The CEO of leading China’s search engine firm, Baidu.com, Inc. (ADR) (NASDAQ:BIDU) Robin Li declared that they prefer buy to build, in time when he explain premier Chinese search engine’s growth strategy during an analyst call previous month. Now he put those words into action, Baidu released that it is spending about $370M to buy the PPS Net that is Internet video business and integrate PPS with its own online video operation, named iQiyi.com.
The firm declares that contract will leapfrog Baidu in advance of competitor Youku Tudou Inc (ADR) (NYSE:YOKU) to make it the top online video firm in China.
It before now enjoys Google-like supremacy of the Chinese search market as well as doesn’t have to worry regarding competing with Google’s YouTube (NASDAQ:GOOG) for the reason that Chinese censors block access to the U.S. firm’s online video service.

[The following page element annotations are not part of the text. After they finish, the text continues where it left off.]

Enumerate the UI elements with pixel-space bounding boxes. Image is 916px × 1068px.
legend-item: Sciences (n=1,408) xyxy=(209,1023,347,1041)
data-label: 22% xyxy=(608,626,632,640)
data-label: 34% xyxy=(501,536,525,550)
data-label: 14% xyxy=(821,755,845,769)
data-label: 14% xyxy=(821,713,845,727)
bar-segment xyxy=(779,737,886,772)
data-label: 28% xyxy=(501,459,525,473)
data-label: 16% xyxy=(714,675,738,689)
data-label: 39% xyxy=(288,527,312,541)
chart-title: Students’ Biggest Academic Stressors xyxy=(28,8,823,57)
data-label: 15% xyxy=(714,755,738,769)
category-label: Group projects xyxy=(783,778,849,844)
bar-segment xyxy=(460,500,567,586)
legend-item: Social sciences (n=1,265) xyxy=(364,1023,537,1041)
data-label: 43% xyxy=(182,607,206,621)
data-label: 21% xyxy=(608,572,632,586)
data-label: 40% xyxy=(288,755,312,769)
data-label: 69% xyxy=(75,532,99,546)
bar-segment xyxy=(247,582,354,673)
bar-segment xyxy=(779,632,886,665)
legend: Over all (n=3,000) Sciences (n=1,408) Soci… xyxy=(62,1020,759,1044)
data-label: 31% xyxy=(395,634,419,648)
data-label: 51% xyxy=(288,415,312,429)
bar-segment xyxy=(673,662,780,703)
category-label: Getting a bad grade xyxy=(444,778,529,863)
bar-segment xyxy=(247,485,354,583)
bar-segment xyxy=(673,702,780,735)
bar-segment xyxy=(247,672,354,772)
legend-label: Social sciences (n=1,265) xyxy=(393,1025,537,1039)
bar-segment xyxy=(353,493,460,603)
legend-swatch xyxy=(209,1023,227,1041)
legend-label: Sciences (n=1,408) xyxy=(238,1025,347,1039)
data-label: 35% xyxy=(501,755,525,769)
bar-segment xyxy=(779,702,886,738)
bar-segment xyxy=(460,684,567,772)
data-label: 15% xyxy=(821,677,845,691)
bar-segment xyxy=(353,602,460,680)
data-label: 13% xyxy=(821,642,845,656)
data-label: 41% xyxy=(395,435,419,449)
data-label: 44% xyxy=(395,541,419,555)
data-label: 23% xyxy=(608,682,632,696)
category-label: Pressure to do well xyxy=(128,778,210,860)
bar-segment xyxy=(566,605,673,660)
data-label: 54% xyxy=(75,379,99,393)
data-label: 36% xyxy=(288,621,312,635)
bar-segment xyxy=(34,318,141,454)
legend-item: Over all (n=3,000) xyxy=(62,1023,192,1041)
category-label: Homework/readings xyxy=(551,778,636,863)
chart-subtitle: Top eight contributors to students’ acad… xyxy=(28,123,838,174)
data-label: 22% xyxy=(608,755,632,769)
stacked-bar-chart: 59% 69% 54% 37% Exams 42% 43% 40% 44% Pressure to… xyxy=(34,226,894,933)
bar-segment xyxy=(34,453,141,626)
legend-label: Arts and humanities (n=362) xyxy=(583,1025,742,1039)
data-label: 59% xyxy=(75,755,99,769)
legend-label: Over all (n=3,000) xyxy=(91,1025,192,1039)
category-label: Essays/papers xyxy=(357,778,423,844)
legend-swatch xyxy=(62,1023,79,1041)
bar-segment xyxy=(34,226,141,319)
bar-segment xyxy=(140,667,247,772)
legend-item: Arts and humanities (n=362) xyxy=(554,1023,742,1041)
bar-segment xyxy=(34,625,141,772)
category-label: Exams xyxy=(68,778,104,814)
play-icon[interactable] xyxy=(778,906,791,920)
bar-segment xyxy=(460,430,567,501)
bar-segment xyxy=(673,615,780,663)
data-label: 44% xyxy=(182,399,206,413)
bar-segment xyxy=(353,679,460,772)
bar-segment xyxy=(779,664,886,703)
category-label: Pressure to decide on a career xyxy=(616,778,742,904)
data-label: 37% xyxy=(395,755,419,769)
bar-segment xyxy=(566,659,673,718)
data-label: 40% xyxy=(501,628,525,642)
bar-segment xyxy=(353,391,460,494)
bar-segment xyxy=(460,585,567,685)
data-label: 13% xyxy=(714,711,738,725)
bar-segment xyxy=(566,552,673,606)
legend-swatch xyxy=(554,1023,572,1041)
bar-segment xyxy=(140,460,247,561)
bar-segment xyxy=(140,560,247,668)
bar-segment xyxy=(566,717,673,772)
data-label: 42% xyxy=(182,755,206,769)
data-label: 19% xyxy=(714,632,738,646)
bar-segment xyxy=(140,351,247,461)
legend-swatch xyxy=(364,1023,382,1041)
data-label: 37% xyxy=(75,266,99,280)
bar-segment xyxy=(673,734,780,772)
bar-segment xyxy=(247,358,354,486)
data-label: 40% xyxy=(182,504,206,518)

The Baidu could use a make better, following years of imposing growth, the firm is sluggish as Chinese Internet users move away from PCs to smartphones and tablets.
As on April 26, Baidu announced that net income for the Q1 had surged 8.5%. Not bad unless it evaluate the result to the average growth in excess of the earlier 5 quarters 64%. The quarterly net income of $331 million was 6.8% lower analyst anticpates.
Shares of Baidu.com, Inc. (ADR) (NASDAQ:BIDU) surged $1.65 or 1.88% to closed at $89.30. The firm recorded sales of 3.62B with net income of 1.70B and not yet offer any dividend.
BIDU stock surged during the trade to the maximum level at $89.88 and during the session traded at the lowest level of $87.60 after opening price of $88.58. The search engine firm BIDU has earning per share of $4.85 while it has 2.14 billion shares outstanding with institutional ownership of 15%.